There is a certain caught-between-worlds vibe to the music of Portland, Oregon’s The Old Believers. The musical (and formerly romantically linked) duo of Nelson Kempf and Keeley Boyle are originally from Kenai, Alaska, but migrated to the mainland after graduating high school in order to pursue music professionally. Their sound belies their relative youth (neither member can drink legally), and their songs meld old-timey country, classic pop structure, and Americana with electronic elements in a distinctly mature way. Their debut record Eight Golden Greats should threaten to collapse at any number of moments, but the band’s wise-beyond-their-years songwriting skills and strong melodies keep the record afloat. Kempf credits a break in recording time for the musical dialectic on Eight Golden Greats.

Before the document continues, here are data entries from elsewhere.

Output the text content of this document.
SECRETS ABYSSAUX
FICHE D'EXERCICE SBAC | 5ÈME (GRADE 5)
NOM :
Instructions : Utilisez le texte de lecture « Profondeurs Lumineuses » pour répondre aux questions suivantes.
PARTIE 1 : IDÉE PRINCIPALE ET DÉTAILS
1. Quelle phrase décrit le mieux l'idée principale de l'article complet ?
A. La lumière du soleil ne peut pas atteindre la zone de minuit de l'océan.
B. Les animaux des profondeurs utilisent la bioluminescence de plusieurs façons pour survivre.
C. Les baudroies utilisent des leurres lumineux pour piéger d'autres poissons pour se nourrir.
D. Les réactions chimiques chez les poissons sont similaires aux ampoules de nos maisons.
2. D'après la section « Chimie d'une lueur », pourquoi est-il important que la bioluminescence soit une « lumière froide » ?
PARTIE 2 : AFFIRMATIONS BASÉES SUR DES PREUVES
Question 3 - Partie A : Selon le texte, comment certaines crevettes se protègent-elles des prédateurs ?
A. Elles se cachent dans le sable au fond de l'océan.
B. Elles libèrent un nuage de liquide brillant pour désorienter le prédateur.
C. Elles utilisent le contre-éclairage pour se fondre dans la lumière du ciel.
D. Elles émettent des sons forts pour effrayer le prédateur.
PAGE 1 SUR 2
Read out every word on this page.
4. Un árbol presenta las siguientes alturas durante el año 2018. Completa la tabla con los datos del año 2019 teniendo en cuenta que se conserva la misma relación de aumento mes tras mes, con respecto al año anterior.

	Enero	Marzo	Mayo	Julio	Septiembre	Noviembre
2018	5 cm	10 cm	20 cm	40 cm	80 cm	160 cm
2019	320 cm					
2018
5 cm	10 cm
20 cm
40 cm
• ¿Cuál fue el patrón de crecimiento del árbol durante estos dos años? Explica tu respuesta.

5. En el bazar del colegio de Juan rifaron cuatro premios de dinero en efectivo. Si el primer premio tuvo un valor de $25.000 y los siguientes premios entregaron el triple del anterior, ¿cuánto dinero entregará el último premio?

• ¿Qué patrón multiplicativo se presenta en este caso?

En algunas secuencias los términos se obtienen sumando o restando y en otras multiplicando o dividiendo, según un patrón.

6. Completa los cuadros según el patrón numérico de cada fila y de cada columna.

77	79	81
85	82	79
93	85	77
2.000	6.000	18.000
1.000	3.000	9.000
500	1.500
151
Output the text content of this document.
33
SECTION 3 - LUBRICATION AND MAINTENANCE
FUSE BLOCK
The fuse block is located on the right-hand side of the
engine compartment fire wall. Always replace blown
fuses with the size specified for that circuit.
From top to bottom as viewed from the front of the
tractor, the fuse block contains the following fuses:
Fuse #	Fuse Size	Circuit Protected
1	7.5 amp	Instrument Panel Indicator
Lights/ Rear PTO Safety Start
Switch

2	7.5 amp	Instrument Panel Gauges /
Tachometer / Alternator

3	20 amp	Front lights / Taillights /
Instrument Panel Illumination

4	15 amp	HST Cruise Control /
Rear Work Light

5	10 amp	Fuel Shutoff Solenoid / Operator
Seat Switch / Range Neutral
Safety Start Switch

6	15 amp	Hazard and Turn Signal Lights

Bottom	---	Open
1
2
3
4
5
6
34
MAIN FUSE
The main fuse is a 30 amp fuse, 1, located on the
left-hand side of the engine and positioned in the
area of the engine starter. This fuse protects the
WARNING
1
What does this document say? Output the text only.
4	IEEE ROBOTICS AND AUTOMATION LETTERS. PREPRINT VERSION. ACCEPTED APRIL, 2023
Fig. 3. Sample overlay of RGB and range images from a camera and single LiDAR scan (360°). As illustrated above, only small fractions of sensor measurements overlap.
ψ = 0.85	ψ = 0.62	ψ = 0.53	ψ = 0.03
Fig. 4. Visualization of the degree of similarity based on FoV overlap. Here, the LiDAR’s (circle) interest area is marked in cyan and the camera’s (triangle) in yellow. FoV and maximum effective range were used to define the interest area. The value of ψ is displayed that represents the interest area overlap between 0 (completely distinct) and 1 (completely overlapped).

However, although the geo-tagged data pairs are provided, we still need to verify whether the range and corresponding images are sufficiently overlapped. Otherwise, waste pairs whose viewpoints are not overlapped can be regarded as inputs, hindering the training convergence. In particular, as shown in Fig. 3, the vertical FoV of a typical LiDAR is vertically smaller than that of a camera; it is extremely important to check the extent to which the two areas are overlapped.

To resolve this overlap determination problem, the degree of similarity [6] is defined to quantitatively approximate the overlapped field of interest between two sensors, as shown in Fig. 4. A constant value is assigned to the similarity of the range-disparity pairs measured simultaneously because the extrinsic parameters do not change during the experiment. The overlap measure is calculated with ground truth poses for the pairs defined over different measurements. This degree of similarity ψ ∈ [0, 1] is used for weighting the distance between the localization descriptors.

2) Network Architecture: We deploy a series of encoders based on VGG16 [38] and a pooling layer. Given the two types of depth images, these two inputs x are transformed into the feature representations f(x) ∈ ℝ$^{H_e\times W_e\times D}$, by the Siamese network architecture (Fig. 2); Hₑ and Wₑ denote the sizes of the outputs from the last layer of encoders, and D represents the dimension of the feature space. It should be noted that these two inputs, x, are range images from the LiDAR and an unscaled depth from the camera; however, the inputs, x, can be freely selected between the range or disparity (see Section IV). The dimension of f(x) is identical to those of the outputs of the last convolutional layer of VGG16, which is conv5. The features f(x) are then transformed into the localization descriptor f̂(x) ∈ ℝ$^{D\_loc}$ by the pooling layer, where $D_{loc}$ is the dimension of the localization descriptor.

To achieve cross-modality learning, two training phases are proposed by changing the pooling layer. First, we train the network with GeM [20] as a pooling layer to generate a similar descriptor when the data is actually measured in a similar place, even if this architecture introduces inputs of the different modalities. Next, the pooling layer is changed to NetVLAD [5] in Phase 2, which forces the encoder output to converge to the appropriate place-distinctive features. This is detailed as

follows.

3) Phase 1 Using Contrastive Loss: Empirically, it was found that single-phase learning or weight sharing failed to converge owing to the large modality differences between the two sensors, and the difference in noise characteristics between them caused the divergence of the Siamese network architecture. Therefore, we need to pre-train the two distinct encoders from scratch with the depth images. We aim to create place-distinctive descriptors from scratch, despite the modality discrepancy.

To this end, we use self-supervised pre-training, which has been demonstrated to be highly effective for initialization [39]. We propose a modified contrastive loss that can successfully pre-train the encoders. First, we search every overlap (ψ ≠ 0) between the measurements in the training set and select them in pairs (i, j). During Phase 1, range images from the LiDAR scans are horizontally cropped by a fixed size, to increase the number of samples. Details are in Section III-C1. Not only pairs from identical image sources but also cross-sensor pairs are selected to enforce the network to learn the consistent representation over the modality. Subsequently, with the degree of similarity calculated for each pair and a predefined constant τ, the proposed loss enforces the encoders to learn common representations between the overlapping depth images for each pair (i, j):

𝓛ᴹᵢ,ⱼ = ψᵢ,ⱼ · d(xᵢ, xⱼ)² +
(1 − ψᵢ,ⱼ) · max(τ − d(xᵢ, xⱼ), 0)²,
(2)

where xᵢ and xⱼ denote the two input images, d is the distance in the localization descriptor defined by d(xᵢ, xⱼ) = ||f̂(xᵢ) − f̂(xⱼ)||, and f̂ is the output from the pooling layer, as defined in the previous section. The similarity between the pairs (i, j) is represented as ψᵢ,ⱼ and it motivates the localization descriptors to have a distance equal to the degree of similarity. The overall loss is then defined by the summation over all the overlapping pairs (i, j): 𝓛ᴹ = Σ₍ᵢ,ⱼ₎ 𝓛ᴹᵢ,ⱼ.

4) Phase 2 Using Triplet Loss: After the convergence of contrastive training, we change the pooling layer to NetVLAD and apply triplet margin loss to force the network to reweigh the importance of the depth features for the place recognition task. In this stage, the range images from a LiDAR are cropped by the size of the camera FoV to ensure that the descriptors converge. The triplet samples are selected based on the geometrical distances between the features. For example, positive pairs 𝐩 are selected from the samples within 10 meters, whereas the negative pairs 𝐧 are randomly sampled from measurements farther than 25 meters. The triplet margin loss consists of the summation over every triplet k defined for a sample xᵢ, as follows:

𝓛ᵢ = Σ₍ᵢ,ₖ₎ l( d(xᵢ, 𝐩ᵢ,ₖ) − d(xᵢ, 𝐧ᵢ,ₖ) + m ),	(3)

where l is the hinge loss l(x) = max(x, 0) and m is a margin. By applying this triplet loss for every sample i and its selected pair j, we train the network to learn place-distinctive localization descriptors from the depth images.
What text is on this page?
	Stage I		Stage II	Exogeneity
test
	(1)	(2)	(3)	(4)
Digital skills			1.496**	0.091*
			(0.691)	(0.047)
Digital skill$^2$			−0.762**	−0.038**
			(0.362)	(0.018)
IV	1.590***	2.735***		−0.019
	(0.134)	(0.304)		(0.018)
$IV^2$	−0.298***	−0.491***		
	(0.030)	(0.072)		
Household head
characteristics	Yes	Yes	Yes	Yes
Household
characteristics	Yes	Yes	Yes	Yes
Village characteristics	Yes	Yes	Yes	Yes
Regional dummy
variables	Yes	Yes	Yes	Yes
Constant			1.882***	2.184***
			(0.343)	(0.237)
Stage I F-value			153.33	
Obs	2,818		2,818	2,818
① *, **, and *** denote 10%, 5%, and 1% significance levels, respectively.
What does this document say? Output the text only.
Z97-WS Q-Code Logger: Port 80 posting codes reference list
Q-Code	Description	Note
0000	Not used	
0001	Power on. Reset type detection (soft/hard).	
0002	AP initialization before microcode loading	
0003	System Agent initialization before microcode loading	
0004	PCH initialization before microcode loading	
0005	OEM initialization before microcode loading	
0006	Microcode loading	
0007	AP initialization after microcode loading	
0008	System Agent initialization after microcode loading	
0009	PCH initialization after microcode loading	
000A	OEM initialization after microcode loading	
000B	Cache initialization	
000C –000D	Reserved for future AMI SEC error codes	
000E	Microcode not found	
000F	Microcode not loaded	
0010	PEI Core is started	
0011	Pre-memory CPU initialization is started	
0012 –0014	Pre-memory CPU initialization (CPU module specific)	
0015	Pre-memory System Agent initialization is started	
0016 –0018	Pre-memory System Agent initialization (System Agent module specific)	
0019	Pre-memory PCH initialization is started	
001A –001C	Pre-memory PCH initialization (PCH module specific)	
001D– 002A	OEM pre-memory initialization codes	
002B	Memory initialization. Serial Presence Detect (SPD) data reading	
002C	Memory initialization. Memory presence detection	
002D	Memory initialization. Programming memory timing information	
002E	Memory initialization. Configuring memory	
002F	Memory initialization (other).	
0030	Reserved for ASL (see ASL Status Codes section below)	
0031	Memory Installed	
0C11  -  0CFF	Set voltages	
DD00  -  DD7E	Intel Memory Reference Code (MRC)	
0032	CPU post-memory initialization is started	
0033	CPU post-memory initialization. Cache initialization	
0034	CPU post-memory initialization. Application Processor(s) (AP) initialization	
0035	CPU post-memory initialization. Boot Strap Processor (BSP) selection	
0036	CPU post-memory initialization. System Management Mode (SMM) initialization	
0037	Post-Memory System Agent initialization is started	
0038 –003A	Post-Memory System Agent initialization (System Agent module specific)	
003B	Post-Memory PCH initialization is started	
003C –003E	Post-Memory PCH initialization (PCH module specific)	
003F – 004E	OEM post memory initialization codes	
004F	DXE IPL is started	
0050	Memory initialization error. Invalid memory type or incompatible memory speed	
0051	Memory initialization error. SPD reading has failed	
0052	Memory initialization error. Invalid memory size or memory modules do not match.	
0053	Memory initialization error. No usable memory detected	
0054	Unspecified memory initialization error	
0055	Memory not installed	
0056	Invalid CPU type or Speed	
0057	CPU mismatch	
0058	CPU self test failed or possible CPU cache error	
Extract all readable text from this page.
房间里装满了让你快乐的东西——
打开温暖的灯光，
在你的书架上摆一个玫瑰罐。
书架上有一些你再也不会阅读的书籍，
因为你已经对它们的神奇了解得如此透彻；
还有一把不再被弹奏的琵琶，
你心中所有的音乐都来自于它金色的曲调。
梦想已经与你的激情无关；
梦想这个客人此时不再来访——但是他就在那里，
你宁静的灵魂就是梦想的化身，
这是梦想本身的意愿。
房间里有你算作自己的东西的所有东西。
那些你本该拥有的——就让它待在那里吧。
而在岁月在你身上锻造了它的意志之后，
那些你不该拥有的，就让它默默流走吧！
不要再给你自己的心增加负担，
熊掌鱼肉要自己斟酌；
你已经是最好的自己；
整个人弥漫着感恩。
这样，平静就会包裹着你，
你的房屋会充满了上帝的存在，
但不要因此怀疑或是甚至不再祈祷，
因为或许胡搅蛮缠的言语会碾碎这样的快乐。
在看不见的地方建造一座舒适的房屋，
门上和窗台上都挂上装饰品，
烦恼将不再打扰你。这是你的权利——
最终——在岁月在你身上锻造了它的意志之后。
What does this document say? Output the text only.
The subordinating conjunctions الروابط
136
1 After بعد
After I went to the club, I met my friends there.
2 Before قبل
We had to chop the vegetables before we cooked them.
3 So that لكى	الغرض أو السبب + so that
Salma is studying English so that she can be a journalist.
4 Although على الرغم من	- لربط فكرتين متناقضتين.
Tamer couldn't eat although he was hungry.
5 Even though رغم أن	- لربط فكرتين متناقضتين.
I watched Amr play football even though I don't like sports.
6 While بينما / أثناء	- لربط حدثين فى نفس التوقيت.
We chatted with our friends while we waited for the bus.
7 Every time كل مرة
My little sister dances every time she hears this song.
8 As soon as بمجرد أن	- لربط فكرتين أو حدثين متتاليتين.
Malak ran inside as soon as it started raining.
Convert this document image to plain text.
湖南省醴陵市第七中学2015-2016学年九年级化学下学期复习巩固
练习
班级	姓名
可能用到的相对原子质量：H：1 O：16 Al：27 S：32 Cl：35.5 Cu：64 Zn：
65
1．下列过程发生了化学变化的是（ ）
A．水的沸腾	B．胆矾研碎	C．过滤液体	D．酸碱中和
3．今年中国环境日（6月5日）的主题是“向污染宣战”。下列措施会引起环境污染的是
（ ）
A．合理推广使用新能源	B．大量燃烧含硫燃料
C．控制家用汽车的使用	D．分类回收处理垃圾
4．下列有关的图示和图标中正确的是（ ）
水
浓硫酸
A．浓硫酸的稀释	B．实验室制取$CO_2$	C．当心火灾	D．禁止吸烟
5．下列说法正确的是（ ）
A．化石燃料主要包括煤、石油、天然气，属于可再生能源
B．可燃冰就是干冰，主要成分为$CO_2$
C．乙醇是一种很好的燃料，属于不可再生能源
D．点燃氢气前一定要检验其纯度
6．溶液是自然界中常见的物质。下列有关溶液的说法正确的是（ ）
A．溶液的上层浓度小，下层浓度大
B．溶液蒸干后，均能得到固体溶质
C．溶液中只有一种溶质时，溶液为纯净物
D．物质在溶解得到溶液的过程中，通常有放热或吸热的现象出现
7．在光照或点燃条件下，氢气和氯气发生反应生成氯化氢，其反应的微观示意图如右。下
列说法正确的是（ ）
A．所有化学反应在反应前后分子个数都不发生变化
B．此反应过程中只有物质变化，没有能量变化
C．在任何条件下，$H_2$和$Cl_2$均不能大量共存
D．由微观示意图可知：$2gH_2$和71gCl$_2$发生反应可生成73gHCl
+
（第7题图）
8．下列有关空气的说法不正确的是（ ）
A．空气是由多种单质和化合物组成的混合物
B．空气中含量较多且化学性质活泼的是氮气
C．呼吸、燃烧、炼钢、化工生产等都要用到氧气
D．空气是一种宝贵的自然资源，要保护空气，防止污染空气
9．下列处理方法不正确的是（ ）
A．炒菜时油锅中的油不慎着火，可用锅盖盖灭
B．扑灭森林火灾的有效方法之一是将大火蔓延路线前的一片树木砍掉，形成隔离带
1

“I was listening to a lot of [electronic music] before we approached that project for the second time,” expands Kempf. “We started recording that CD a couple of years ago and then didn’t have the money to finish it, so we ended up saving for a couple of years and came back at it. I wanted to put a modern perspective on a lot of older sounds. That was what I was infatuated with at the time, so I decided that would be the best format.”
Perhaps owing to their youthful relocation, Kempf and Boyle exhibit a moving sense of wistfulness throughout many of Eight’s songs. Witness, for example, the highlight “Granny’s Song,” a fitting tribute to Kempf’s recently deceased grandfather, sagely sung from his grandmother’s perspective.
“We wrote the songs when we were leaving home, so I think a lot of the songs have sort of nostalgic themes,” he says. “Because of the way that we recorded the album, I sort of wanted to make it like taking a bunch of old photographs out and putting them in a photo book. In any given time in your life, you are in that moment, and you’re so wrapped up in that, but then you look back on something and gain some kind of objectivity. I was interested in that idea, that something can consume you so much, and then you look back, it’s just another chapter.”
Recently, Kempf and Boyle made the decision to split as a romantic couple, but never gave a thought to splitting up their band. Whole The Old Believers are not the only duo or band in history with a complex romantic history, Kempf has a practical perspective on their situation.
“We make sure that we treat that situation delicately,” says Kempf. “The band is out priority. We make sure that we do what we need to so to keep that functional. We are best friends and we have a very good understanding of each other. Musically, we are on the same exact page all the time. Those things are separate in our minds, I think. We know how to keep those two worlds separate, and we know that we have to, and so we do.”